Black Swan : entrez dans la lumière
Ouch !!! La lecture d’excellentes critiques du chef-d’œuvre de Darren Aronofsky dans la blogosphere (notamment sur les sites Satoorn et Filmosphere), me font douter de l’utilité de ma propre contribution au sujet. D’autant que je vais abonder exactement dans leur sens. Alors, une n-ième apologie de Black Swan, pourquoi faire ? Me faire plaisir ? Peut-être bien alors trêve de blabla oiseux, assumons notre égocentrisme et place aux superlatifs : Black Swan m’a emmené au 7e ciel.
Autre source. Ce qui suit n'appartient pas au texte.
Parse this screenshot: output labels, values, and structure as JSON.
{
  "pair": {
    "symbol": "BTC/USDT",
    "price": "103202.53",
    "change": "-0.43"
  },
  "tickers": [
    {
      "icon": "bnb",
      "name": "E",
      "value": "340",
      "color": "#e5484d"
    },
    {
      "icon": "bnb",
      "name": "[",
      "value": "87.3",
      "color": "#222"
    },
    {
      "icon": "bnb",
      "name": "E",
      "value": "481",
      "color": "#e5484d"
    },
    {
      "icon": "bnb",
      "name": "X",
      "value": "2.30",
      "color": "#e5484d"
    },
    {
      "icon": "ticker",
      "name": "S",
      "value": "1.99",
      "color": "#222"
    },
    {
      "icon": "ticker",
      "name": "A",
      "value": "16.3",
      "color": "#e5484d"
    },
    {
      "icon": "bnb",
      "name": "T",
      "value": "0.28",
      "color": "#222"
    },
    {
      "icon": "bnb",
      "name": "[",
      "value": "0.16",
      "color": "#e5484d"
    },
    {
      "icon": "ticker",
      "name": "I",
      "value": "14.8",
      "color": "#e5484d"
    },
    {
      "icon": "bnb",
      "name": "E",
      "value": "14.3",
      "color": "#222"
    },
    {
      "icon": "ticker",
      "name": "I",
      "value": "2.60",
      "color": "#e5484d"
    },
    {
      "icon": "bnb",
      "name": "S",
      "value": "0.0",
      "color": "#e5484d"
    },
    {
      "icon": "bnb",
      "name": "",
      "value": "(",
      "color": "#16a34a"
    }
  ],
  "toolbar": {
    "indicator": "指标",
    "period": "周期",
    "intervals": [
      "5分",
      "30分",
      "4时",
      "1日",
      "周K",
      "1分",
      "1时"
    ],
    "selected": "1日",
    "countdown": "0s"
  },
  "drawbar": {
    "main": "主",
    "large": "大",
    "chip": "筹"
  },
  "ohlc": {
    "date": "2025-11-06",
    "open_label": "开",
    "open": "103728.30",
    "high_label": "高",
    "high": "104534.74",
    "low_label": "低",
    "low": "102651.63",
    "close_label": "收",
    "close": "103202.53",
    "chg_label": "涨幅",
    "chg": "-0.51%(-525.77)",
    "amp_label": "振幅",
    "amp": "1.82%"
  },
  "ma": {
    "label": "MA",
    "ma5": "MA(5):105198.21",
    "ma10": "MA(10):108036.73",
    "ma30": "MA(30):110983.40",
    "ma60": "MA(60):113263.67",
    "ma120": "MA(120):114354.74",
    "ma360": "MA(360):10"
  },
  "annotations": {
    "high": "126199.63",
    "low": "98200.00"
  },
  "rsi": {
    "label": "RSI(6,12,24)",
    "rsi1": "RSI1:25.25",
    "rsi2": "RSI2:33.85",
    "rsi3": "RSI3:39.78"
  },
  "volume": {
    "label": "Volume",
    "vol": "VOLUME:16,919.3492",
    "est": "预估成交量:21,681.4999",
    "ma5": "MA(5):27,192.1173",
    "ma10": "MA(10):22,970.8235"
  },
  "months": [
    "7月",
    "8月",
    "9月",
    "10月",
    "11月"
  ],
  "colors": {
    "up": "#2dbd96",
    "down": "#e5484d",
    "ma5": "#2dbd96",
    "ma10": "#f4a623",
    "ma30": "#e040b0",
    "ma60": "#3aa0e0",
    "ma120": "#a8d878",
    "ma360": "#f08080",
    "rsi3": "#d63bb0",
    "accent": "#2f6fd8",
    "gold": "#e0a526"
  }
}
Flash-back à deux balles. Un froid polaire balaie les rues de Toronto en ce grisâtre dimanche après midi de décembre 2010 lorsque je décide, sur un coup de sang hypothermé, de m’engouffrer dans une salle projetant Black Swan. Deux motivations : 1) me foutre au chaud fissa pour éviter l’amputation des lobes 2) découvrir ce film dont le trailer, aperçu la veille à la téloche dans ma chambre d’hôtel, m’a vraiment interpellé. Un thriller malsain dans les coulisses d’un ballet ? Par Mjolnir, que voilà un singulier concept ! Etrangement, je n’avais accordé jusqu’ici aucune attention particulière à Black Swan mais cette bande-annonce, agrémentée de quelques infos édifiantes sur la préparation de Natalie Portman, a piqué ma curiosité. Coup de chance, la séance démarre dans vingt minutes. Ticket en main, je m’enfonce dans la semi-pénombre du corridor menant au nirvana (on se calme les pervers…). Le cul bien calé dans mon fauteuil, papilles cajolées par une glace au yaourt, tympans à peine troublés par les gloussements de mes deux voisines de fauteuil (une quadra et sa maman), je suis loin d’imaginer, dans le confort ouaté de cette grande salle THX, l’intensité du choc à venir.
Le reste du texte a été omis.